Weltweit konsumieren geschätzt 209 Millionen Menschen im Alter zwischen 15 und 64 Jahren Cannabis. Das sind 4 % dieser Altersgruppe, schreibt Prof. Dr. David­ Gorelick­ von der University of Maryland School of Medicine, Baltimore. In den USA liegt bei 14,4 % der 18- bis 25-Jährigen eine Cannabis­gebrauchsstörung vor, ordnet der Experte das Missbrauchs- und Suchtpotenzial der Pflanze ein. 

Im Median beginnt die Abhängigkeitserkrankung im Alter von 22 Jahren. Das Risiko steigt, wenn die Droge bereits früh im Leben genommen wird. Bei Jugendlichen und Heranwachsenden führt der Konsum Studien zufolge langfristig zu subtilen kognitiven Beeinträchtigungen und erhöht offensichtlich das Risiko für kriminelles Verhalten und den Missbrauch anderer Substanzen.

Im DSM-5-TR* sind sieben Erkrankungen gelistet, die mit dem Cannabiskonsum einhergehen können. Neben der Konsumstörung sind dort die akute Intoxikation, verschiedene subakute cannabis­induzierte Erkrankungen sowie das Cannabisentzugssyndrom genannt. Vor allem die Folgeerkrankungen können schwere Gesundheitsschäden oder gar Todesfälle nach sich ziehen, wobei der Pflanzendroge auch bei Verkehrsunfällen, Suizid sowie Lungen- und Herz-Kreislauf-Erkrankungen einige Bedeutung zukommt. 

Cannabis wirkt im Endocannabinoidsystem des menschlichen Körpers (s. Kasten). Sowohl im Gehirn als auch außerhalb des ZNS bindet das Delta-9-Tetrahydrocannabinol (THC) als partieller Agonist an die Cannabinoid­rezeptoren Typ 1 und Typ 2. Cannabidiol (CBD) wirkt nur begrenzt über diese Rezeptoren. Inhaliert als Rauch oder Dampf erreicht THC innerhalb von zehn Minuten seine stärkste Wirkung, nach oraler Einnahme ist der maximale Plasmaspiegel erst nach zwei bis sechs Stunden erreicht.

Who is Who beim Cannabis

Mehr als 500 Inhaltsstoffe der Cannabispflanze hat man bislang identifiziert, rund 125 davon sind Phytocannabinoide. Die stärkste psychoaktive Wirkung kommt dem Delta-9-Tetrahydrocannabinol (THC) zu. Cannabidiol (CBD) vermittelt vor allem anxiolytische und analgetische, möglicherweise auch antipsychotische Effekte. Anders als THC wirkt CBD nicht euphorisierend.

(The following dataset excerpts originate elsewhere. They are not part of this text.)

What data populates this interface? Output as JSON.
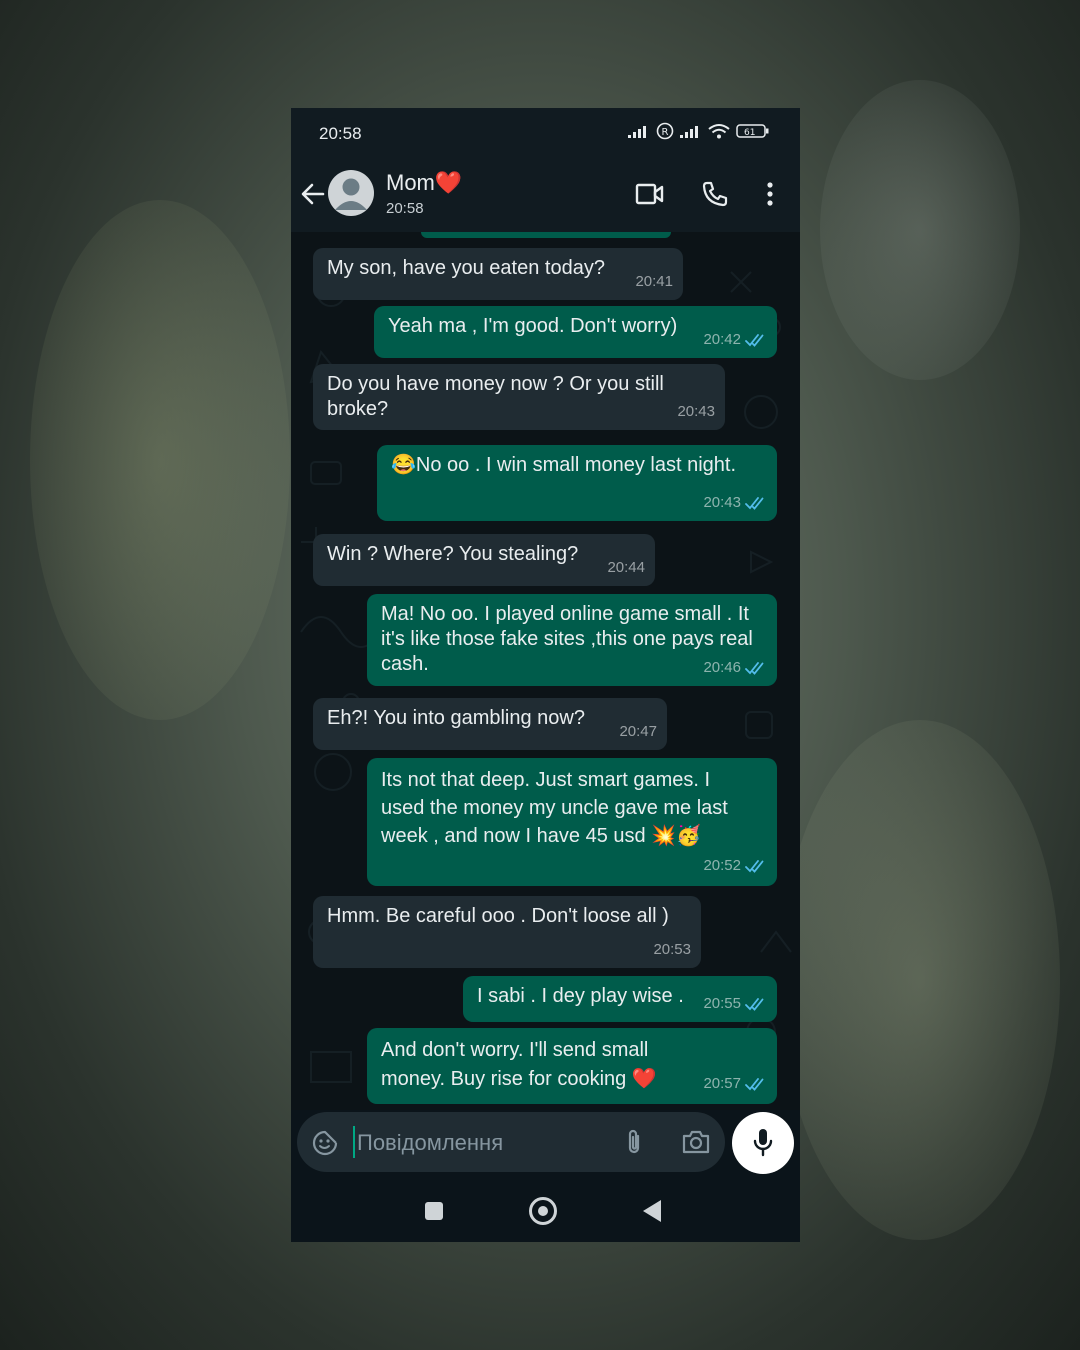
{
  "status": {
    "time": "20:58",
    "battery": "61"
  },
  "header": {
    "contact_name": "Mom",
    "contact_emoji": "❤️",
    "last_seen": "20:58",
    "icons": [
      "back-arrow-icon",
      "avatar",
      "video-call-icon",
      "phone-call-icon",
      "more-vert-icon"
    ]
  },
  "messages": [
    {
      "dir": "in",
      "text": "My son, have you eaten today?",
      "time": "20:41"
    },
    {
      "dir": "out",
      "text": "Yeah ma , I'm good. Don't worry)",
      "time": "20:42"
    },
    {
      "dir": "in",
      "text": "Do you have money now ? Or you still broke?",
      "time": "20:43"
    },
    {
      "dir": "out",
      "text": "😂No oo . I win small money last night.",
      "time": "20:43"
    },
    {
      "dir": "in",
      "text": "Win ? Where? You stealing?",
      "time": "20:44"
    },
    {
      "dir": "out",
      "text": "Ma! No oo. I played online game small . It it's like those fake sites ,this one pays real cash.",
      "time": "20:46"
    },
    {
      "dir": "in",
      "text": "Eh?! You into gambling now?",
      "time": "20:47"
    },
    {
      "dir": "out",
      "text": "Its not that deep. Just smart games. I used the money my uncle gave me last week , and now I have 45 usd 💥🥳",
      "time": "20:52"
    },
    {
      "dir": "in",
      "text": "Hmm. Be careful ooo . Don't loose all )",
      "time": "20:53"
    },
    {
      "dir": "out",
      "text": "I sabi . I dey play wise .",
      "time": "20:55"
    },
    {
      "dir": "out",
      "text": "And don't worry. I'll send small money. Buy rise for cooking ❤️",
      "time": "20:57"
    }
  ],
  "composer": {
    "placeholder": "Повідомлення"
  },
  "colors": {
    "incoming_bubble": "#202c33",
    "outgoing_bubble": "#005c4b",
    "read_ticks": "#53bdeb",
    "background": "#0b141a"
  }
}
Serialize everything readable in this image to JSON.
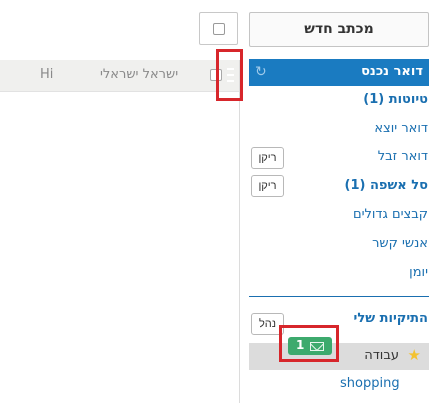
{
  "compose": {
    "label": "מכתב חדש"
  },
  "inbox": {
    "label": "דואר נכנס"
  },
  "folders": {
    "drafts": "טיוטות (1)",
    "sent": "דואר יוצא",
    "spam": "דואר זבל",
    "spam_empty": "ריקן",
    "trash": "סל אשפה (1)",
    "trash_empty": "ריקן",
    "large_files": "קבצים גדולים",
    "contacts": "אנשי קשר",
    "calendar": "יומן"
  },
  "my_folders": {
    "title": "התיקיות שלי",
    "manage": "נהל",
    "items": [
      {
        "label": "עבודה",
        "unread": "1",
        "starred": true
      },
      {
        "label": "shopping"
      }
    ]
  },
  "message_list": {
    "rows": [
      {
        "sender": "ישראל ישראלי",
        "subject": "Hi"
      }
    ]
  },
  "colors": {
    "accent": "#1a7bc1",
    "link": "#1a6fb0",
    "badge": "#3daa6d",
    "highlight": "#d7262b"
  },
  "icons": {
    "refresh": "refresh-icon",
    "star": "star-icon",
    "envelope": "envelope-icon",
    "drag": "drag-handle-icon"
  }
}
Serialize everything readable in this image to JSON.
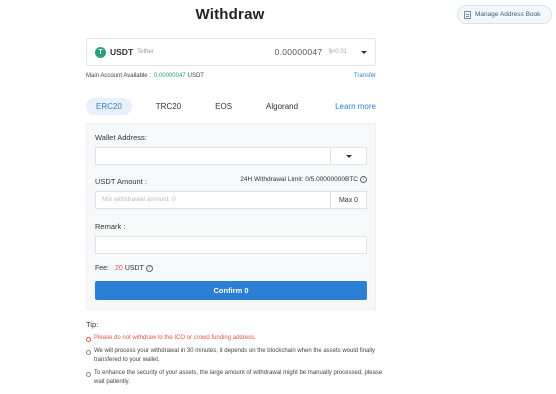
{
  "page": {
    "title": "Withdraw"
  },
  "address_book": {
    "label": "Manage Address Book"
  },
  "coin": {
    "icon_letter": "T",
    "symbol": "USDT",
    "name": "Tether",
    "balance": "0.00000047",
    "usd_value": "$<0.01"
  },
  "balance_row": {
    "label": "Main Account Available :",
    "amount": "0.00000047",
    "unit": "USDT",
    "transfer_label": "Transfer"
  },
  "networks": {
    "tabs": [
      "ERC20",
      "TRC20",
      "EOS",
      "Algorand"
    ],
    "active": "ERC20",
    "learn_more": "Learn more"
  },
  "form": {
    "wallet_address_label": "Wallet Address:",
    "usdt_amount_label": "USDT Amount :",
    "withdrawal_limit": "24H Withdrawal Limit: 0/5.00000000BTC",
    "amount_placeholder": "Min withdrawal amount: 0",
    "max_label": "Max 0",
    "remark_label": "Remark :",
    "fee_label": "Fee:",
    "fee_value": "20",
    "fee_unit": "USDT",
    "confirm_label": "Confirm 0"
  },
  "tips": {
    "title": "Tip:",
    "items": [
      "Please do not withdraw to the ICO or crowd funding address.",
      "We will process your withdrawal in 30 minutes, it depends on the blockchain when the assets would finally transfered to your wallet.",
      "To enhance the security of your assets, the large amount of withdrawal might be manually processed, please wait patiently."
    ]
  },
  "colors": {
    "accent": "#2a7ed4",
    "warning": "#e0554d",
    "tether": "#26a17b"
  }
}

Je nach Konsumverhalten und Menge kommt es bei einer akuten Intoxikation zunächst zu psychischen Veränderungen, insbesondere zu Euphorie, dem Gefühl von Entspannung oder gar Sedierung sowie gesteigertem Appetit. Psychotische Symptome sind seltener. Vor allem bei hoher Dosierung können Panik­attacken oder Paranoia auftreten. Oft sind Kurzzeitgedächtnis und Konzentrationsvermögen beeinträchtigt. Hinzu kommen können verwaschene Aussprache, Koordinationsstörungen, ein Trockenheitsgefühl im Mund, gerötete Bindehaut und ein horizontaler Nystagmus, beim Inhalieren auch Husten oder Atemnot. Eine besondere Gefahr stellen mögliche kardiologische Folgen wie Hypotonie und Tachykardie bis hin zu Rhythmusstörungen dar. 

Intoxikationen verlaufen meistens­ eher mild und innerhalb von 24 ­Stunden selbstlimitierend. Für Kleinkinder kann eine Vergiftung­ jedoch Lebensgefahr bedeuten. Gründe für eine Notfallbehandlung sind starke Beeinträchtigungen, vor allem schwere psychotische Symptome. Ein Antidot ist nicht verfügbar. 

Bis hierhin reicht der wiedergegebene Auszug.